Monday, May 6, 2013

Google Glass Personalized Medicine

I've been thinking about the potential Google Glass has in medicine. My primary focus has been its role in a physician's daily routine. One idea (though morbid) would be a pathologist performing autopsies using Glass to record the procedure and take still shots. Another would be allowing general practice doctors to both record encounters as well as manage short bursts of patient data without having to interfere with patient interaction.

This sort of workflow could greatly improve care in any number of ways. That was on my mind when I  started imagining what I'd like to be able to do if I had Glass.

"Okay Glass, diagnose cough... *cough*" -- Return list of possibilities with percentage matches

"Okay Glass, what's my heart rate?" -- Pull data from a heart rate monitor

"Okay Glass, what's my blood sugar?" -- Pull data from a glucose monitor

--Glass Notification Pushed-- Blood Sugar Low

-- Glass Notification Pushed-- Arrhythmia Detected

The potential for this level of preventative care and getting this sort of health information easily is staggering. And developing these services is made easy with the Mirror API. I know what I'm doing in my free time.


Wednesday, March 27, 2013

p2pefs - Peer to Peer Encrypted File System

I've finally started writing one of the ideas I've had mulling around in my noggin for years.


What does it do?
It allows people to back up files securely and privately across a network of peers. Peers may specify the max amount of storage they will allow. All the peers receive and store are pre-encrypted chunks of a file. On receipt they encrypt it a second time with a random-generated key and send the key back to the file's source.

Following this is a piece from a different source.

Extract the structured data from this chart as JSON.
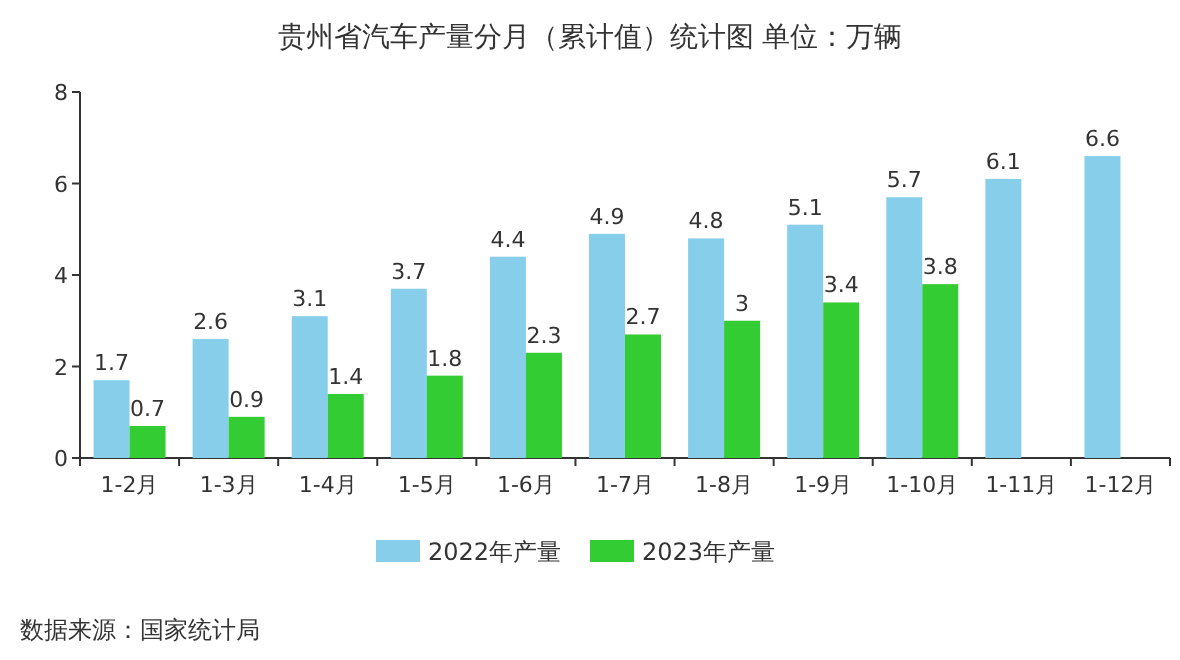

Any peer can retrieve any file from the network with:
1) The file's generated uuid
2) The chunk's host key
3) The origin's key

What's next?
My current goal is to build a functional alpha build and test it with several people. I whipped up a utility that encrypts files accordingly, and I'm currently working on writing the tracker software. 

Why?
It seems like a neat idea. I feel more peer to peer applications are going to start emerging and though this idea might not stick, hopefully lessons may be learned as I try piecing this together. :)

Friday, March 15, 2013

IRC Bots for AFK Productivity!

    Recently I've been going crazy and hacking together random ideas for the Bitcoin and Litecoin community. The entire cryptocoin movement seems really awesome and is at a stage where the more services that offer / promote it, the more traction it will get. Among my creations have been a pay-for-download hosting site (flibbur), a means to purchase LiteCoins using USD (CoinFront) and a site that is clearly named, Cookies4Coins

    Both CoinFront and Cookies4Coins require manual action to process orders placed by users. The problem for me was, I don't trust my phone getting the email alerts to tell me "Hey bro, you have an action item for X" -- Enter sumdumbot. Sumdumbot has been a love hate project I've worked on for over five years. At its core it is one of the most basic IRC bots ever. It logs all links posted in the channel and you can go back and see who posted what when. It also does weather, has a random recipe generator, and can be the biggest pain in my ass. 

    Considering both Bob and myself spend more time in IRC than we do physically talking it only made sense to have sumdumbot alert the channel of our friends when something needed doing. It seemed like a neat novel approach to making sure things got done knowing who we are.

It dawned on me how far sumdumbot has come along though, when I realized all I'd have to do is have the store front code just send a JSON request to sumdumbot's webserver. An hour later and some elbow grease, Cookies4Coins and CoinFront orders now have sumdumbot alert me in IRC.